The key seems to be to do something that’s relatively routine and gives your mind the space to wander around. I’m not sure what the science behind it is, but it works.
I hope washing your dishes inspired you, too! 🙂
Brigitte van Tuijl says
Great tips, thanks!
I have 2 additional tips that might be helpful:
1) write down all of your blog ideas and keep them in a file (include ideas for titles & headlines). I have a file filled with dozens of ideas, so all I have to do to get an idea is read those ideas & it immediately sparks my creativity, and
2) write down all questions your clients ask you – the answer to each question provides enough material for at least 1 blog (plus it’ll keep you aware of the biggest struggles & problems your clients experience)
Henneke says
Yes, those are both excellent points. Thank you, Brigitte 🙂
Harry Heijligers says
Thanks Henneke! Great resource for me to go through when I’m stuck. To add nr. 20: follow what’s hot on Google Trend as an inspiration to write something related in your own area of expertise.
Greetz, Harry
Henneke says
Has that worked for you? I understand the principle, but it has never really worked for me. Maybe I need to try harder!
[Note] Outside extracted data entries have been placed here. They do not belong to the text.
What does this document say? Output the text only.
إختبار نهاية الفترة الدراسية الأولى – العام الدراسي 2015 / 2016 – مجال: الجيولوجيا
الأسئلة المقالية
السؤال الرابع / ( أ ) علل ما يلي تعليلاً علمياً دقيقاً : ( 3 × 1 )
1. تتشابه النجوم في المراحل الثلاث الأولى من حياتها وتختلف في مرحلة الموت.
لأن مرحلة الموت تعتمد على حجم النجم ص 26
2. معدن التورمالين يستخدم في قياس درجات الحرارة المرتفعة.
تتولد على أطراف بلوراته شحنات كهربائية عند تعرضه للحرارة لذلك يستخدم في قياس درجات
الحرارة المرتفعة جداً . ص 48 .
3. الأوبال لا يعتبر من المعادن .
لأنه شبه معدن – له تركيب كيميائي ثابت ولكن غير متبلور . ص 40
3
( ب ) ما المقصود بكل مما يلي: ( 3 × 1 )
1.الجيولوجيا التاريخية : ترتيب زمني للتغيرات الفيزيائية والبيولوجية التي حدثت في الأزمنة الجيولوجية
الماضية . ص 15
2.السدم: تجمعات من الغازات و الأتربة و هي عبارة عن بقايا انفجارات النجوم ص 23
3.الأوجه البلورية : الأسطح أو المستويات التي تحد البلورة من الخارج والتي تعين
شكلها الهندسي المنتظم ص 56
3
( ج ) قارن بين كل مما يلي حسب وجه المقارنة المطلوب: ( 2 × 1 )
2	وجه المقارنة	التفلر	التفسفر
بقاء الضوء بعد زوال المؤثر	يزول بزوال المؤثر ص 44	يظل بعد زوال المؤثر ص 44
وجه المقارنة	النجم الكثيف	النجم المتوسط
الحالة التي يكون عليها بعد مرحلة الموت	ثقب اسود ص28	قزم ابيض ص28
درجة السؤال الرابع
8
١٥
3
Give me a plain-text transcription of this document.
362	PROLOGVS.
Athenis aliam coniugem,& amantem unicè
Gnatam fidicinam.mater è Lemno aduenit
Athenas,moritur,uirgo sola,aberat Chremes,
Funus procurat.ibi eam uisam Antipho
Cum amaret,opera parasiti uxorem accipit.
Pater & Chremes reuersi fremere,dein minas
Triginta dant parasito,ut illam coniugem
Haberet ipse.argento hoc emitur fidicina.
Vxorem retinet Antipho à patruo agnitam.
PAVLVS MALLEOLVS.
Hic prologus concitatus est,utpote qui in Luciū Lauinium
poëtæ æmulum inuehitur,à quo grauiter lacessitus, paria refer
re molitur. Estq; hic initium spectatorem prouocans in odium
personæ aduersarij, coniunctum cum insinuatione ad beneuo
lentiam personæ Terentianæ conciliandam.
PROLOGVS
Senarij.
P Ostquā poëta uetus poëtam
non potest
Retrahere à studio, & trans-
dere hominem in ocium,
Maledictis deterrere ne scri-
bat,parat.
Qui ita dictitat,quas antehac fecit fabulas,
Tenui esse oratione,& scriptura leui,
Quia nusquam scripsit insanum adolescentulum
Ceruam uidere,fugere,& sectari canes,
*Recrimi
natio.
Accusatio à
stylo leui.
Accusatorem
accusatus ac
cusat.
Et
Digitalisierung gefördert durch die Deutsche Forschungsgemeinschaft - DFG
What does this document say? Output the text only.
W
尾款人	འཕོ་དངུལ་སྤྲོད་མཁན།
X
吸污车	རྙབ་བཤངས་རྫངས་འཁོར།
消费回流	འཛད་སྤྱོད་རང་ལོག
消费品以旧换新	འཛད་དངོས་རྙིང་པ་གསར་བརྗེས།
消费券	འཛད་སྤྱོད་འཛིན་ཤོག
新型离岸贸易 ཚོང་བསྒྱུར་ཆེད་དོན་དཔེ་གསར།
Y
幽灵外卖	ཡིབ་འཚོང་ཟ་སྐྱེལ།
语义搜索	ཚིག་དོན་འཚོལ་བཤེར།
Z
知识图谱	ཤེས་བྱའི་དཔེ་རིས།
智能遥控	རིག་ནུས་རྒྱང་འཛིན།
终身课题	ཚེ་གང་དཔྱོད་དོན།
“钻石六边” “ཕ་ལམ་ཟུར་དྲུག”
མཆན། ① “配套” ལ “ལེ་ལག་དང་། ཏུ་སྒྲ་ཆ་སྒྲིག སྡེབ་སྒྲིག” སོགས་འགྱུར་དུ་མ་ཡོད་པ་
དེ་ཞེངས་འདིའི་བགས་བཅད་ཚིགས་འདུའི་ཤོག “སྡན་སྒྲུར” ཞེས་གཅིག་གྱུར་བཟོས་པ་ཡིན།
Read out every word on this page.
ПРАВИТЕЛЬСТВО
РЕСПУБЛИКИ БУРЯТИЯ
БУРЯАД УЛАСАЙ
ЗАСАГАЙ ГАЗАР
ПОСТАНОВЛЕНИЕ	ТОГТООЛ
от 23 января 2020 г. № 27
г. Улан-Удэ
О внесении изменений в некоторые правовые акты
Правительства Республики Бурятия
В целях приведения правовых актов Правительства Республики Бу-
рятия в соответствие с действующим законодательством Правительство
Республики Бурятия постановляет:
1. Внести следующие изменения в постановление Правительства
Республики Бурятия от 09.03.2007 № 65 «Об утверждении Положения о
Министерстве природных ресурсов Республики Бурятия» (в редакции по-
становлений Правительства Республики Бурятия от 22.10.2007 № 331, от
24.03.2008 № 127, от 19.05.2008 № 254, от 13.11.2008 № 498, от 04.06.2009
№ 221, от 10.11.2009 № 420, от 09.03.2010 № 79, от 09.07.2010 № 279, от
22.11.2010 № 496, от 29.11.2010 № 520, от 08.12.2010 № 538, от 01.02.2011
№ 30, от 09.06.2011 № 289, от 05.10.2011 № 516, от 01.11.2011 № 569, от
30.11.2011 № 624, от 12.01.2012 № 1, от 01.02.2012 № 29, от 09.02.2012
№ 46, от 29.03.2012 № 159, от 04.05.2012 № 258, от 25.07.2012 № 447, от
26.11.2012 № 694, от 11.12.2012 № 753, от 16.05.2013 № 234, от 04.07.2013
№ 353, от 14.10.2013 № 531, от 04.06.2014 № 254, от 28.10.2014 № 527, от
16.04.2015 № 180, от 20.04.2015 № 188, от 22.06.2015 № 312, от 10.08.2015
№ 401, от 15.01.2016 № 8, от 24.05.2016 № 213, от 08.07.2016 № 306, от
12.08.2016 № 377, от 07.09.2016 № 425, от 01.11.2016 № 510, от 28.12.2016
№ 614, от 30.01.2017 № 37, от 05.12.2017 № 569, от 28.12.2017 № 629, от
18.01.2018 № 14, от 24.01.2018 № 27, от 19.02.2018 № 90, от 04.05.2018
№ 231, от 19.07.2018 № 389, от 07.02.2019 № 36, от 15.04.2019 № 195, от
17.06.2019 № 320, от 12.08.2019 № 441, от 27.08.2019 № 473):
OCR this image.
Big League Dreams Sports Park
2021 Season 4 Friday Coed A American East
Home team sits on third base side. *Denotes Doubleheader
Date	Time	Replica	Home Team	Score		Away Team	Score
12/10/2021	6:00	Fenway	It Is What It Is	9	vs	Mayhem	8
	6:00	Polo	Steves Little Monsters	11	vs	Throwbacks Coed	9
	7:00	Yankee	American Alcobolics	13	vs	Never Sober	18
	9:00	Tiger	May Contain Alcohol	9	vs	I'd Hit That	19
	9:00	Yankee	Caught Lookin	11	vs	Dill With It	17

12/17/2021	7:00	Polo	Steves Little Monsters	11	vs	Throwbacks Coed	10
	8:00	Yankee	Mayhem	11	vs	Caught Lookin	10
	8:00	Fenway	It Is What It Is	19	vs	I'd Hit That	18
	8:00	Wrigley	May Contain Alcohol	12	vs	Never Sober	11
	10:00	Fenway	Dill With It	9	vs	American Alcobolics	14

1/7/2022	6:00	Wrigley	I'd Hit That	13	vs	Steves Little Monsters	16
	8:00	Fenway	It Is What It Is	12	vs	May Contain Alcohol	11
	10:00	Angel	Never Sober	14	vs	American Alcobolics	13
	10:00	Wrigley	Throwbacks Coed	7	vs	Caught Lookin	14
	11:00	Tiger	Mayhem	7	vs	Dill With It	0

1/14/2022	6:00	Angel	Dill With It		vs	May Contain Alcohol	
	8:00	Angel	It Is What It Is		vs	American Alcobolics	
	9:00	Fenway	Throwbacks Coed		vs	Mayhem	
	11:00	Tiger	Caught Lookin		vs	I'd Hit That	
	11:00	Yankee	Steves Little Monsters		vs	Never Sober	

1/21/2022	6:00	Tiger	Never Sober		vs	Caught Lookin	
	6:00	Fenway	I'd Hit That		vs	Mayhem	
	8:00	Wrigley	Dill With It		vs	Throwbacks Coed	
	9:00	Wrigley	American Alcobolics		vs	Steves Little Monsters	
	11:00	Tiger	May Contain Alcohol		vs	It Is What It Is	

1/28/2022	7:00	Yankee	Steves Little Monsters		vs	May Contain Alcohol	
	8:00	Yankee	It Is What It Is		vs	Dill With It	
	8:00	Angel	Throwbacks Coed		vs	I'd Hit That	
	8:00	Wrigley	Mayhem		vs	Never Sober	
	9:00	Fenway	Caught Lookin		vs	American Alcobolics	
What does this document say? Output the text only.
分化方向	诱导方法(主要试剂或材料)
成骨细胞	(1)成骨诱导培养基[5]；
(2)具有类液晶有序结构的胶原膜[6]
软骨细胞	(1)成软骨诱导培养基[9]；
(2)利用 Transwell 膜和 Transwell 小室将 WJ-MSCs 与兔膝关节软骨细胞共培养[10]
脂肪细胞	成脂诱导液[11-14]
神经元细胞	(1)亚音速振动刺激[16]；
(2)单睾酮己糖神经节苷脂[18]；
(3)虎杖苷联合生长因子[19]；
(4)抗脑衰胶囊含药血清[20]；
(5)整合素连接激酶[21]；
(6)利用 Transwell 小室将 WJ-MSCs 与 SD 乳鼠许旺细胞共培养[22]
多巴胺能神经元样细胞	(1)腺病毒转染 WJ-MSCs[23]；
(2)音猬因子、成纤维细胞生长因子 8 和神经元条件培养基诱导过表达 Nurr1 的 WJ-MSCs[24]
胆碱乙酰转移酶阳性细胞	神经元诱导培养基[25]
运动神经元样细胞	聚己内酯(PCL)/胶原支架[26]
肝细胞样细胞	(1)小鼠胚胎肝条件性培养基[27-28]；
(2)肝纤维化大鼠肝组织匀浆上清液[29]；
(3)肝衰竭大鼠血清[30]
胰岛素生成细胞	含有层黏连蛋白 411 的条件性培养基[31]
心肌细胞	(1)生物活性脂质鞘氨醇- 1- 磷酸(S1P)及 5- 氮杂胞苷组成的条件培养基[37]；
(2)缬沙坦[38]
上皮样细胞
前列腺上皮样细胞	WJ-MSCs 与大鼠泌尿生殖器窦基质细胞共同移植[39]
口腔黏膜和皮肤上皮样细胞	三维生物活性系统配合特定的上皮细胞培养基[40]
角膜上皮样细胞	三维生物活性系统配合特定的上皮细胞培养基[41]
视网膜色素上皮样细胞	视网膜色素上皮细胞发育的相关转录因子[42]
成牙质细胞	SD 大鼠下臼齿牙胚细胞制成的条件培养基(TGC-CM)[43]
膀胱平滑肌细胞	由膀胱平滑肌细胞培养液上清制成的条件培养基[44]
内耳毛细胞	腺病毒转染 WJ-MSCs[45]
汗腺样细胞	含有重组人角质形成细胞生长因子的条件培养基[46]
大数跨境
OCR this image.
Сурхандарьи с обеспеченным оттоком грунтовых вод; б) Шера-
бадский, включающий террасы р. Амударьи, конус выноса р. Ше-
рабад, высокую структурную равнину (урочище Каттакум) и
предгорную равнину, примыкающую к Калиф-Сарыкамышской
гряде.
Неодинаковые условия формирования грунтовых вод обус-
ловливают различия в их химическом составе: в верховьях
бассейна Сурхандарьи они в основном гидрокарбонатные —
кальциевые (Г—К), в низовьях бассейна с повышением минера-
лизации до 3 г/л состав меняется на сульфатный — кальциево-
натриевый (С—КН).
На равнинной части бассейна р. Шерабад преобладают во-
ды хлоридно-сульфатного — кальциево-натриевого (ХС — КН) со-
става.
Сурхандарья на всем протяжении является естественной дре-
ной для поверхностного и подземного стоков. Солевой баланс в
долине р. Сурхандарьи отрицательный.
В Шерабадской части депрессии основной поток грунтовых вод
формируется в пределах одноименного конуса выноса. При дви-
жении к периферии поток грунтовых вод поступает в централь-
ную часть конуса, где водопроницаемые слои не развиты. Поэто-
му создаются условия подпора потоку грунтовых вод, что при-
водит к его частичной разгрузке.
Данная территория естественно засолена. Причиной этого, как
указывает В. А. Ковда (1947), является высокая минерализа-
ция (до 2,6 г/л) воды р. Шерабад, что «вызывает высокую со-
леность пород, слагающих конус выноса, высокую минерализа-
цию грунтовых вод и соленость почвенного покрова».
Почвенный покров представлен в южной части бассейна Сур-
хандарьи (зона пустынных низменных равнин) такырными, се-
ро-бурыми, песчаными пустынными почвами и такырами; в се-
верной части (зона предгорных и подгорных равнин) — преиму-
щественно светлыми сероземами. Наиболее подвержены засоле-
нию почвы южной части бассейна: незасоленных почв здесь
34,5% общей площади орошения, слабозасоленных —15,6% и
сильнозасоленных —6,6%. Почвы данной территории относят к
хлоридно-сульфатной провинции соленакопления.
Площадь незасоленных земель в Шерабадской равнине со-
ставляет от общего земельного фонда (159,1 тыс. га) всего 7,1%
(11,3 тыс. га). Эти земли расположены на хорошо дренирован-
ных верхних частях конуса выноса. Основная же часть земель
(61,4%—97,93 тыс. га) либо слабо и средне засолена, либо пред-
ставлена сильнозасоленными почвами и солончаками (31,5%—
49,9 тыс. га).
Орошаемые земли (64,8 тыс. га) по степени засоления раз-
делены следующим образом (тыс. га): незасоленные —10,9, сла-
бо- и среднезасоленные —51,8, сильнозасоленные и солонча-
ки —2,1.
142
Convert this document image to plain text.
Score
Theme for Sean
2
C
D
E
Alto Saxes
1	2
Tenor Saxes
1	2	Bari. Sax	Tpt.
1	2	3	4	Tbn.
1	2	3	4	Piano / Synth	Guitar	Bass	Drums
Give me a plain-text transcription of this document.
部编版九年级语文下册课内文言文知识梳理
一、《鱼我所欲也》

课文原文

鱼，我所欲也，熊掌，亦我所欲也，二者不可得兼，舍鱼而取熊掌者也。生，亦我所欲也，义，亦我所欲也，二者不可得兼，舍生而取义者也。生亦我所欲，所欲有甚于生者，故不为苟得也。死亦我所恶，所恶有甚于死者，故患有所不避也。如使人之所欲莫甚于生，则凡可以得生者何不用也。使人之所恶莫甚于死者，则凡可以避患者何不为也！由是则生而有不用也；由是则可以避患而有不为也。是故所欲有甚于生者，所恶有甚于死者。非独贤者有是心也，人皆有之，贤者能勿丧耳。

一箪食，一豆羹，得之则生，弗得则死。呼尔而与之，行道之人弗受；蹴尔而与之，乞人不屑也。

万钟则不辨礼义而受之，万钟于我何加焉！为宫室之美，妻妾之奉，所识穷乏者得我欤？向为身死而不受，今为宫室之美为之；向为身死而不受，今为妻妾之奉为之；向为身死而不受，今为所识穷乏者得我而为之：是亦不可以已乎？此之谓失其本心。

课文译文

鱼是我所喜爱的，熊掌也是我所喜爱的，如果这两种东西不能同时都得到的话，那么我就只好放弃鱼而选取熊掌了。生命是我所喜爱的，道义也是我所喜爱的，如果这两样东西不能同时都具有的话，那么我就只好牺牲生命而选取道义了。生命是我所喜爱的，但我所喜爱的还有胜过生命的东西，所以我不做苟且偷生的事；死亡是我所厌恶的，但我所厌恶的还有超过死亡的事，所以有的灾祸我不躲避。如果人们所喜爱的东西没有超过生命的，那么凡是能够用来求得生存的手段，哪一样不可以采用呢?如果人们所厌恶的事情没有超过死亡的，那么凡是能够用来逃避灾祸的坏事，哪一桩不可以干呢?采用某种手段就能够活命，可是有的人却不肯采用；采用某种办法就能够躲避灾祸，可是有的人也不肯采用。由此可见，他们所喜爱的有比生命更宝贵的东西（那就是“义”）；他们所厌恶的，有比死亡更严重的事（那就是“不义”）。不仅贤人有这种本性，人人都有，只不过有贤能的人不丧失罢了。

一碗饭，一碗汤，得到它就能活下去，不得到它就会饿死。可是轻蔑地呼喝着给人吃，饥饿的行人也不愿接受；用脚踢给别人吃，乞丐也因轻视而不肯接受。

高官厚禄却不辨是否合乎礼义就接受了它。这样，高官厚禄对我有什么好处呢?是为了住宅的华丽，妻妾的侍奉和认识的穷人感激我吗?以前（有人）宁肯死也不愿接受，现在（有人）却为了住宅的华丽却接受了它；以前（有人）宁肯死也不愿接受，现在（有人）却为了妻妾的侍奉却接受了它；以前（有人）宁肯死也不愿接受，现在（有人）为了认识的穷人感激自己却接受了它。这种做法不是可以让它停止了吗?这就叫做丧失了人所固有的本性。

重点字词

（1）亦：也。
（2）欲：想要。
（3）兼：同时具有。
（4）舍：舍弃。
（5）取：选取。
Thank you for stopping by again, Harry. I appreciate it 🙂
Harry Heijligers says
Okay, I must admit that I didn’t use this yet. That’s because a while ago I did an exhaustive brainstorm myself (via a huge mindmap) and I now still have 30 or so blogtitles to write. Unfortunately I don’t have the time lately to write them,but that’s another story.
About Google Trend: you can use this as an creative inspiration. Like other ways to come up with creative ideas such as flip through magazines etc. Most of the time this works for me. If I have a question this helps me most of the time as a “spark in the dark” and then suddenly the light goes on in my head.
Henneke says
The magazine trick does work for me. Reading headlines in magazines (on a totally different topic) can spark ideas for blog posts.